For the third objective, we summarized the distribution of reported reasons for participation and non-participation. Due to the small sample size, participants who selected “other” as a reason for participation (e.g., citing low burden) were excluded from the analysis. To adjust for potential confounding and enhance interpretability, we conducted multivariable analyses to examine associations of sociodemographic characteristics with participation, adherence, and reasons for participation or nonparticipation. Modified Poisson regression models were used to estimate prevalence ratios (PRs) and their 95% confidence intervals (CIs) [26]. In these models, participation, adherence, and reasons for participation or nonparticipation were treated as dependent variables, while age (20–39, 40–59, 60–79 years), gender (men or women), and residential population size (< 100000; 100000–299999; ≥ 300000) were simultaneously included as independent variables. Statistical significance was set at P < 0.05. All analyses were conducted using R version 4.4.2 (R Foundation for Statistical Computing, Vienna, Austria).
Results
Response and adherence rate to the survey
The participant selection flow is presented in Fig 1. Of the 650 individuals invited, 129 (19.8%) could not be reached because no one was at home or they appeared to be intentionally unavailable.
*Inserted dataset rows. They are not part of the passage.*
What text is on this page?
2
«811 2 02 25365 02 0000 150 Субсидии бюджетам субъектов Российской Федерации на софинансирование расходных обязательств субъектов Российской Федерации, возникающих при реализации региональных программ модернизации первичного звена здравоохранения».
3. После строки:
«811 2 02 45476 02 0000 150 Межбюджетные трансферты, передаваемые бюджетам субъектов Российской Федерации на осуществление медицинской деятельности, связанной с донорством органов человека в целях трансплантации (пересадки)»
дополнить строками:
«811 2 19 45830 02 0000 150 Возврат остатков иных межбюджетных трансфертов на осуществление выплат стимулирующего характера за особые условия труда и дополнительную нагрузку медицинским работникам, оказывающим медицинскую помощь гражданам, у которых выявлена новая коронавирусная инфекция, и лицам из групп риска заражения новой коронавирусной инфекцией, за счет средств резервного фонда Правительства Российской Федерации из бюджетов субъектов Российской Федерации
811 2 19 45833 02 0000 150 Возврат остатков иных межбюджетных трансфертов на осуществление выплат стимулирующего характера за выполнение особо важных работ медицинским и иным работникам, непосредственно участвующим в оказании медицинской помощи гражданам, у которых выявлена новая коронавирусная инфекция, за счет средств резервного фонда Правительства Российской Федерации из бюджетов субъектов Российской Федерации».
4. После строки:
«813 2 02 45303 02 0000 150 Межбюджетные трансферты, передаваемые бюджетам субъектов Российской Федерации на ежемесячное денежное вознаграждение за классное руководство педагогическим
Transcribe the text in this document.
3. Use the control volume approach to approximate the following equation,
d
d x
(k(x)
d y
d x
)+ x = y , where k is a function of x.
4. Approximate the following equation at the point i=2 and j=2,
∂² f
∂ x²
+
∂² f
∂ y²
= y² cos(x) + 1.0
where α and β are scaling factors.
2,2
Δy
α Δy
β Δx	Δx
Among the remaining individuals, 260 (40.0%) declined participation, reporting inconvenience or being too busy; 43 (6.6%) cited difficulty wearing the accelerometer, and 13 (2.0%) cited difficulty completing the questionnaire. Ultimately, 205 individuals completed both the accelerometer protocol and the questionnaire, yielding a response rate of 31.5%. Finally, 189 participants met the valid wear-time criteria (≥ 4 days, including at least one weekend day), with an adherence rate of 29.1%.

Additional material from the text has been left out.